Decisión sobre las costas
Costas
49 Los gastos efectuados por los Gobiernos alemán, helénico, español, austriaco y sueco, y por la Comisión, que han presentado observaciones ante este Tribunal de Justicia, no pueden ser objeto de reembolso. Dado que el procedimiento tiene, para las partes del litigio principal, el carácter de un incidente promovido ante el órgano jurisdiccional nacional, corresponde a éste resolver sobre las costas.
Parte dispositiva
En virtud de todo lo expuesto,
EL TRIBUNAL DE JUSTICIA
(Sala Quinta),
pronunciándose sobre las cuestiones planteadas por el Bundessozialgericht mediante resolución de 8 de febrero de 1996, declara:
50 La letra b) del apartado 2 del artículo 78 del Reglamento (CEE) nº 1408/71 del Consejo, de 14 de junio de 1971, relativo a la aplicación de los regímenes de Seguridad Social a los trabajadores por cuenta ajena, a los trabajadores por cuenta propia y a los miembros de sus familias que se desplazan dentro de la Comunidad, en su versión modificada y actualizada por el Reglamento (CEE) nº 2001/83 del Consejo, de 2 de junio de 1983, debe interpretarse en el sentido de que lo dispuesto en su inciso ii) no pasa a ser aplicable en una situación en la que un derecho a una pensión de orfandad que se había generado en un primer momento, en virtud del inciso i), en el Estado miembro de residencia del beneficiario, se ha extinguido por haberse alcanzado un límite de edad, mientras que, en otro Estado miembro a cuya legislación también estuvo sometido el asegurado, se genera un derecho a una pensión de orfandad incluso tras esa fecha en caso de aplicación de la norma de totalización prevista en el artículo 79 del Reglamento.

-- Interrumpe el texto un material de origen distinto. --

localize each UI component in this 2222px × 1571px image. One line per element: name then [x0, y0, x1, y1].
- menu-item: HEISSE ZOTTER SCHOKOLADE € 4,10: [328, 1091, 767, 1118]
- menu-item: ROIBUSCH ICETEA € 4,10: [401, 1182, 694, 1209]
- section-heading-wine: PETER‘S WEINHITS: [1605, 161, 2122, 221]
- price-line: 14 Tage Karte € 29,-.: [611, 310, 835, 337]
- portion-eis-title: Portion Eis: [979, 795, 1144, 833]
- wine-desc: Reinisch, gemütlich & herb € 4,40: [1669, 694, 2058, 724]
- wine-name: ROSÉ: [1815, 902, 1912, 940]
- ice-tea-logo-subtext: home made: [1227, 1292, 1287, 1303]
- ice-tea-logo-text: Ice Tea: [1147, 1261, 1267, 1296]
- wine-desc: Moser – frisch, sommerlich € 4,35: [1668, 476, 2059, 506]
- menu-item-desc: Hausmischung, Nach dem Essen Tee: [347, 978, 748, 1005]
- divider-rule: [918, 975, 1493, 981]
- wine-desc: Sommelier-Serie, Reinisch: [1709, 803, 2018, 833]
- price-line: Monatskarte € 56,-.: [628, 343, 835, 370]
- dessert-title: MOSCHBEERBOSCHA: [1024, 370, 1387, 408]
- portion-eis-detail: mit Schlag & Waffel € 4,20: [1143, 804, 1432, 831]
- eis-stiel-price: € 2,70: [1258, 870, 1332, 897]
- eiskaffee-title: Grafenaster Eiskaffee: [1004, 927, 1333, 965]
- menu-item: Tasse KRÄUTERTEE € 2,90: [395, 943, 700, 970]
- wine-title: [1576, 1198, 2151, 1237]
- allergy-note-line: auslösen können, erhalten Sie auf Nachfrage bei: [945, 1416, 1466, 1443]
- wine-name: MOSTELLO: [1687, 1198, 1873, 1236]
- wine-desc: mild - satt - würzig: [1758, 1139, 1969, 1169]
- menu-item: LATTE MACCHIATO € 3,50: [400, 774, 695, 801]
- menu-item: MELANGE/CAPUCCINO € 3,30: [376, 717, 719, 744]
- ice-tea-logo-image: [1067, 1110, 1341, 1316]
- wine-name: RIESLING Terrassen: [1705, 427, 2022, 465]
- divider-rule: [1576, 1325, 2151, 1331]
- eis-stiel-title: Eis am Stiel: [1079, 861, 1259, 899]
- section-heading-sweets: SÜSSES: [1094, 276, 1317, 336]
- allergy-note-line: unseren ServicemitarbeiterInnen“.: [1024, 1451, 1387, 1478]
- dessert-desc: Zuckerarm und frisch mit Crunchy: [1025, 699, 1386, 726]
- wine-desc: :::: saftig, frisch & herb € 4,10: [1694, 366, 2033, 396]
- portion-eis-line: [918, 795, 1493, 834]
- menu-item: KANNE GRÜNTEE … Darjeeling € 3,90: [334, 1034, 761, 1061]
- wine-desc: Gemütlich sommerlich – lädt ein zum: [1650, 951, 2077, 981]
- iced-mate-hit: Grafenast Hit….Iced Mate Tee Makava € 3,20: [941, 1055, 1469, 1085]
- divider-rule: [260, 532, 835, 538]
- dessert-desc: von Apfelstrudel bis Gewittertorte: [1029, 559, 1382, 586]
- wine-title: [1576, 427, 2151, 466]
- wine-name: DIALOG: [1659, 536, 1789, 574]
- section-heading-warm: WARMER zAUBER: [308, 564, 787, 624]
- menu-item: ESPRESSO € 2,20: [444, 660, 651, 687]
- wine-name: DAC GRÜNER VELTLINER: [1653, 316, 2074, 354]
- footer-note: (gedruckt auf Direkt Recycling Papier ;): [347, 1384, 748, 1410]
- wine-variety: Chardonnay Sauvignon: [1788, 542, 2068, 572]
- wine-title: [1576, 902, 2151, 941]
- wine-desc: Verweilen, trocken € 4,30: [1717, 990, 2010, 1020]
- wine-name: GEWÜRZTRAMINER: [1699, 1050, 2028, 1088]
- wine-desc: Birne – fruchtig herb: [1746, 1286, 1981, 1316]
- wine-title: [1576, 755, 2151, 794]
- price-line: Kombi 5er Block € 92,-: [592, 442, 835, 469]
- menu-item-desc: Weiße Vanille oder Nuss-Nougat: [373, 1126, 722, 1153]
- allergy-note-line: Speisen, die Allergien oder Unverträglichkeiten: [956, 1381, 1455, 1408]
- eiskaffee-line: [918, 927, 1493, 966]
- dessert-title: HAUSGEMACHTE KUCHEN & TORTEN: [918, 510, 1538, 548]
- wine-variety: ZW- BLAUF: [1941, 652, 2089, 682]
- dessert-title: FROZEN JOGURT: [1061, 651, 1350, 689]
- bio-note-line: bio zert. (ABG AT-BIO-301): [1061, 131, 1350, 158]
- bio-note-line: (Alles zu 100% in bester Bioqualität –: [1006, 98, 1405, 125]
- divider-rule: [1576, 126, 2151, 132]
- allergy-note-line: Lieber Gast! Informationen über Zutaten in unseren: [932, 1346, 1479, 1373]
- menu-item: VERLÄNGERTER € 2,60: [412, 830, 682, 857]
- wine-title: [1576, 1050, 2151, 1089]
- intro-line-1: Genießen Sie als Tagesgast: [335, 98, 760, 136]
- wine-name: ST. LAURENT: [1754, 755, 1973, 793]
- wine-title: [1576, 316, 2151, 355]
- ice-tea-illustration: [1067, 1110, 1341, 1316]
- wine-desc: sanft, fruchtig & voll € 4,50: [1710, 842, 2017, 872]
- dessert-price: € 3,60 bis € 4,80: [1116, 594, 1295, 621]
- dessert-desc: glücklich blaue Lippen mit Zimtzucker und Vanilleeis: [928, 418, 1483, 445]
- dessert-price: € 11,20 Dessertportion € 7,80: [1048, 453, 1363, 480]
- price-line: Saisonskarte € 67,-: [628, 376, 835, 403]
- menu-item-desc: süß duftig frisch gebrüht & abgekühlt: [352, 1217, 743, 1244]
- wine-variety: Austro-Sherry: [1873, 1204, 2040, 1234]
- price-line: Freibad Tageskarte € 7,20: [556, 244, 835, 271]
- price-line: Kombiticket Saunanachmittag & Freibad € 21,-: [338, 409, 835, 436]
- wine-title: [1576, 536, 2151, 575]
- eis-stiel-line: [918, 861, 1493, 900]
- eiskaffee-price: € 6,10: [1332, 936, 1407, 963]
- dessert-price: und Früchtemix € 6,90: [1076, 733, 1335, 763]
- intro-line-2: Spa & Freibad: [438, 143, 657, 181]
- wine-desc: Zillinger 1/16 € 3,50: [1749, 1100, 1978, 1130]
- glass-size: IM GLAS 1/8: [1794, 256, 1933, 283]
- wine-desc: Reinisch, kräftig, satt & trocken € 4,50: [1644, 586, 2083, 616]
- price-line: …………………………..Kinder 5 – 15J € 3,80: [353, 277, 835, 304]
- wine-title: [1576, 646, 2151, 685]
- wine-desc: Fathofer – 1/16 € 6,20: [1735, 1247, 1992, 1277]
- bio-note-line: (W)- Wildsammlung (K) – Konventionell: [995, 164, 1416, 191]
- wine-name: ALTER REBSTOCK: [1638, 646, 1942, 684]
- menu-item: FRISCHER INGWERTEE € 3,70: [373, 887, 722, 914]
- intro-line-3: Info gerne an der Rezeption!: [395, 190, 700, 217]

51 Los artículos 48 y 51 del Tratado CE se oponen a la pérdida de las ventajas de Seguridad Social que resultaría, para los trabajadores, de la inaplicabilidad, a consecuencia de la entrada en vigor del Reglamento nº 1408/71, de un convenio bilateral de Seguridad Social. Sin embargo, este principio no puede aplicarse en la medida en que, con ocasión de la primera fijación de las prestaciones en virtud del Reglamento, ya se haya efectuado una comparación de las ventajas que se derivan respectivamente de este Reglamento y del convenio, con el resultado de que la aplicación del Reglamento es más ventajosa que la del convenio.